Selbst Hand anlegen. Erfahrungsgemäß vergrößert sich die Zuneigung zum eigenen Motorrad mit jeder Minute Aufmerksamkeit,die man als Besitzer investiert (und natürlich mit jedem problemlos gefahrenen Kilometer). Also wollen alle früher oder später einmal Hand an ihr Moped legen.
Doch was ist zu beachten?
Werkzeug: Wer schon einmal mit einer Pfanne einen Nagel in die Wand geschlagen hat, weiß wie wichtig das richtige Werkzeug ist. Vor allem Enduros werden mit Bordwerkzeug geliefert, aber nicht immer mit einem sehr geeigneten. Am besten lässt sich der Einsteiger von einem Profi beraten und Werkzeug für genau sein Modell und die geplanten Arbeiten zusammenstellen.

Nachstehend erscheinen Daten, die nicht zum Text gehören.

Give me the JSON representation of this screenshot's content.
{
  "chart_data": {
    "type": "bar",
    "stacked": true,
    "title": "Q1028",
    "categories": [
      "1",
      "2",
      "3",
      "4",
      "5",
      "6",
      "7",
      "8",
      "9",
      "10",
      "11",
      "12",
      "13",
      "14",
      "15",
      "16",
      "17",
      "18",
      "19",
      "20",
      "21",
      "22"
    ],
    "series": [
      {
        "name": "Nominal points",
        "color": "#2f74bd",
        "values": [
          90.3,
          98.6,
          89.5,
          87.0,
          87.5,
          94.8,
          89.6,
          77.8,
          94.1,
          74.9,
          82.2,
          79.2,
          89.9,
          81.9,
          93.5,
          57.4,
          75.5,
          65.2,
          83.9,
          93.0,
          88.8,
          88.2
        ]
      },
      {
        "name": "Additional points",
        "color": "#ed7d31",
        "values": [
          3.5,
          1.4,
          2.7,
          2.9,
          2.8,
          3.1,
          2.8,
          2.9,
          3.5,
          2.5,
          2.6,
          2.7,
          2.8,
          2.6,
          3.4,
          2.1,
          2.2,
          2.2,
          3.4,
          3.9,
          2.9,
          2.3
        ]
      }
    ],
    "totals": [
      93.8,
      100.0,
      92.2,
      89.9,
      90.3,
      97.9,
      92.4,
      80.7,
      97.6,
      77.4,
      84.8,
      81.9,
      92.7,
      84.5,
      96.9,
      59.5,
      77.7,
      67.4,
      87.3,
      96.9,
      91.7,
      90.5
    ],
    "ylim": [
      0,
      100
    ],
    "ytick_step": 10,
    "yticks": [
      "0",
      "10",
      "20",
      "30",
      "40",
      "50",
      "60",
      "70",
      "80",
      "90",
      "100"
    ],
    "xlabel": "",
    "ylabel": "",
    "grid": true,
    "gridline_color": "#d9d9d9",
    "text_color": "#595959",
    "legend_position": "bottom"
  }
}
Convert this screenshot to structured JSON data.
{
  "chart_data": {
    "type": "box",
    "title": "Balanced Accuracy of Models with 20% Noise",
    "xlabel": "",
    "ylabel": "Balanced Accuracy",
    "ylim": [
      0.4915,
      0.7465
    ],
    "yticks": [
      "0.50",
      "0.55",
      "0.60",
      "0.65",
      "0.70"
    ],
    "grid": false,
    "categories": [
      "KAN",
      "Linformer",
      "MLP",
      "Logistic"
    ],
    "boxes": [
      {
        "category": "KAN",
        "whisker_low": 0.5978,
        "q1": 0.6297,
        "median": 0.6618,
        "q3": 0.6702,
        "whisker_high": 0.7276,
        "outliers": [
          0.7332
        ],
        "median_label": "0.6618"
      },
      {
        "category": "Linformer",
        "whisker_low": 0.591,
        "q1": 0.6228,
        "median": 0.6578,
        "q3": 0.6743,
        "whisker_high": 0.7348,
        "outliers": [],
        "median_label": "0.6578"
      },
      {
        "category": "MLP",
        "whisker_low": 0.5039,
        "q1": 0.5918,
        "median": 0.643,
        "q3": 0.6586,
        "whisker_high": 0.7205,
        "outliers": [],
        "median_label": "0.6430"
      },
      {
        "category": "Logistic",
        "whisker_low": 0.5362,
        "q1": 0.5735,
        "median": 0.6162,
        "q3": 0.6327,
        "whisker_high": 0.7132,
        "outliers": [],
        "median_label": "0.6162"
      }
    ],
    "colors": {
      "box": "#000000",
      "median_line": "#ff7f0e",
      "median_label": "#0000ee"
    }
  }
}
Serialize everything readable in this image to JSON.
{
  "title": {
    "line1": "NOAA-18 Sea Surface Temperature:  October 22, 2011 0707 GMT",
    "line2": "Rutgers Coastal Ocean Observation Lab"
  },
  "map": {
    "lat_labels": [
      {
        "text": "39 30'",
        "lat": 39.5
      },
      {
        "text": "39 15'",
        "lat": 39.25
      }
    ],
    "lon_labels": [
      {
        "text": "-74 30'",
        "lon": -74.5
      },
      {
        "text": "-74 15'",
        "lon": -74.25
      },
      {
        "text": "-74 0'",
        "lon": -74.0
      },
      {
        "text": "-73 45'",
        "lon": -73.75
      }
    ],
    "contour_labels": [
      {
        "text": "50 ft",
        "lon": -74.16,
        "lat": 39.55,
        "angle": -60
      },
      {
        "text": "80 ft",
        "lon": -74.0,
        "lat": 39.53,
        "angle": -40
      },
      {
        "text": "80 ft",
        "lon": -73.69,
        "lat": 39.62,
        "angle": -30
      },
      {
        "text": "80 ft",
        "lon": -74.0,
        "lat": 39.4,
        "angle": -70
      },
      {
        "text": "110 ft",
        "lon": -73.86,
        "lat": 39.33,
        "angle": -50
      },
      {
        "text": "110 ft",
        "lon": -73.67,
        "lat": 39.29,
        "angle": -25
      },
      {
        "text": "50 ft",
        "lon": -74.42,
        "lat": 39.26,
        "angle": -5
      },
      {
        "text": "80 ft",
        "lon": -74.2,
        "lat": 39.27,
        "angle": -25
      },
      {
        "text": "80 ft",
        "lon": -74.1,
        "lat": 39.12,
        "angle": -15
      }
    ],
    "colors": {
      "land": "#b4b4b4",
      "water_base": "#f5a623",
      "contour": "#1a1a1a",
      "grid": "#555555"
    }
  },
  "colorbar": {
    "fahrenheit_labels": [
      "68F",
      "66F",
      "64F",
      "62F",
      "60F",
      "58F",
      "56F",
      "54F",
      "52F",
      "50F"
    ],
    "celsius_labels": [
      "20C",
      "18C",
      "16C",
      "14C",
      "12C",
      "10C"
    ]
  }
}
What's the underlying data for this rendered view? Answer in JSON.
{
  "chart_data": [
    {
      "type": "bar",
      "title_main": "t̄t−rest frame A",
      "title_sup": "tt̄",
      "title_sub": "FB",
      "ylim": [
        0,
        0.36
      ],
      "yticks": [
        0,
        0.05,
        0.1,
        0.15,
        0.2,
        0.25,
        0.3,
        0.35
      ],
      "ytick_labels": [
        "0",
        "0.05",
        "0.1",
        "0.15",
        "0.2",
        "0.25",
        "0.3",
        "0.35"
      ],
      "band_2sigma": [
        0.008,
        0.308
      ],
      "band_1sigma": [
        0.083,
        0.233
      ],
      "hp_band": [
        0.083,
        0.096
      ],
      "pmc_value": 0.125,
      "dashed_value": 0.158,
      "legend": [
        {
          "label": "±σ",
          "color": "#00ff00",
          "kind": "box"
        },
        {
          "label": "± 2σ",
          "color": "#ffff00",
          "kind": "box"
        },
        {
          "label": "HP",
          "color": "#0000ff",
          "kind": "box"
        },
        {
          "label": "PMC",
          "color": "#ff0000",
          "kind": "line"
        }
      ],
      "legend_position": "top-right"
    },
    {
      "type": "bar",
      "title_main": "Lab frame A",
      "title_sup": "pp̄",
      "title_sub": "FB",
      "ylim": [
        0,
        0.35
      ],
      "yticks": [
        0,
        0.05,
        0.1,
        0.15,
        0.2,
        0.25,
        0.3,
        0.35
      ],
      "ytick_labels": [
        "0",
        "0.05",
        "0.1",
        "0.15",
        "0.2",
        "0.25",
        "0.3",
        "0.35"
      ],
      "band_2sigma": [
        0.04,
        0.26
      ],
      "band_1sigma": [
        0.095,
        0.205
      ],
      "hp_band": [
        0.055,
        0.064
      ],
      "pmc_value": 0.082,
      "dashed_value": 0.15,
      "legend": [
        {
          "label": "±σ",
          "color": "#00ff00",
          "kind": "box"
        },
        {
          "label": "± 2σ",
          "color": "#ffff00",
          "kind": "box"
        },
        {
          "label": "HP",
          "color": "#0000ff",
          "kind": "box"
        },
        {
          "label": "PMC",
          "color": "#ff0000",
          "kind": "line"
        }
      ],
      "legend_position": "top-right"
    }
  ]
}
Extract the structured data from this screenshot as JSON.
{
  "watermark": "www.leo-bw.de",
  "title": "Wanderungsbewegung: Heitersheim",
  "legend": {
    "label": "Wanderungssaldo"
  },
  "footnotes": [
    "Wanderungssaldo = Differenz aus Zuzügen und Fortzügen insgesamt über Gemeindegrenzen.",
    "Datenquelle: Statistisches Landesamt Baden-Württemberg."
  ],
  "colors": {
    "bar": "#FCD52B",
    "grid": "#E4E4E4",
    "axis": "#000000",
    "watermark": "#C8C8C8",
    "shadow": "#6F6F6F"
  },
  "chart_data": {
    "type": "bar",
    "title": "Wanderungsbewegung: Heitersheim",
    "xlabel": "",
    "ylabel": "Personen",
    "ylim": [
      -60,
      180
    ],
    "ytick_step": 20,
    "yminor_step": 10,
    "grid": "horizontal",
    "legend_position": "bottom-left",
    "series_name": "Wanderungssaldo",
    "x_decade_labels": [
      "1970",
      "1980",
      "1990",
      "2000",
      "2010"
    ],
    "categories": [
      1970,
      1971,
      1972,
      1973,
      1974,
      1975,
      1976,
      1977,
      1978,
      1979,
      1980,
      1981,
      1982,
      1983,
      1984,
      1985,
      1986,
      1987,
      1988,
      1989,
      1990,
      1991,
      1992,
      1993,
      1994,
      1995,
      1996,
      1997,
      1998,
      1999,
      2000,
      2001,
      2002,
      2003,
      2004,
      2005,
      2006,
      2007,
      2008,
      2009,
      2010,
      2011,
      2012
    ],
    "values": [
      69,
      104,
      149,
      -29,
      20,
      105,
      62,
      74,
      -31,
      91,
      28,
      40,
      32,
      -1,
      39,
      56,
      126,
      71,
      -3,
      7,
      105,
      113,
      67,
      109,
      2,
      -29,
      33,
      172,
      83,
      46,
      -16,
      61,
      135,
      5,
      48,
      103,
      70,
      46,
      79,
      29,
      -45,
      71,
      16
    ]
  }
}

Hilfe aus dem Netz: Der Freund des Schraubers ist das Internet. Hier gibt es neben Anleitungen für die wichtigsten Wartungsarbeiten (siehe links) spezifische Info für beinahe jedes Modell. Auf ebay findet sich auch zu den exotischsten Oldtimern noch das passende Reparaturhandbuch und wer sein Motorradmodell in Google eintippt, findet ziemlich sicher ein Forum, wo die wahren Freaks ihre Erfahrungen weitergeben.
Tourencheck: Ansonsten gilt es, den Mechaniker seines Vertrauens zu finden: In manchen Werkstätten wird angeboten, Fahrer und Maschine auf die große Tour vorzubereiten. Klaus Popodi aus Mühldorf in Kärnten: "Man kann vor der Tour zu uns kommen und wir zeigen, was bei verschiedenen Notfällen zu tun ist". Allerdings sollte niemand auf die Idee kommen, jetzt in der Hochsaison mit so einer Bitte anzutanzen, denn da sind sowieso schon sämtliche Profischrauber restlos eingedeckt.
Kontrolle: Dem ÖAMTC ist es weniger wichtig, dass jeder Biker Erfolgserlebnisse beim Schrauben hat, sondern hofft auf Kompetenz der Fahrer bei Wartung und Kontrolle: Dort rät der Fachmann neben den üblichen Kontrollen zu einer Überprüfung des Lenkkopflagers – denn bleibt dieses beim Einlenken in eine Kurve stecken, ist ein Unfall nicht mehr zu vermeiden. ÖAMTC-Mitglieder können ihr Bike beim Klub durchchecken lassen.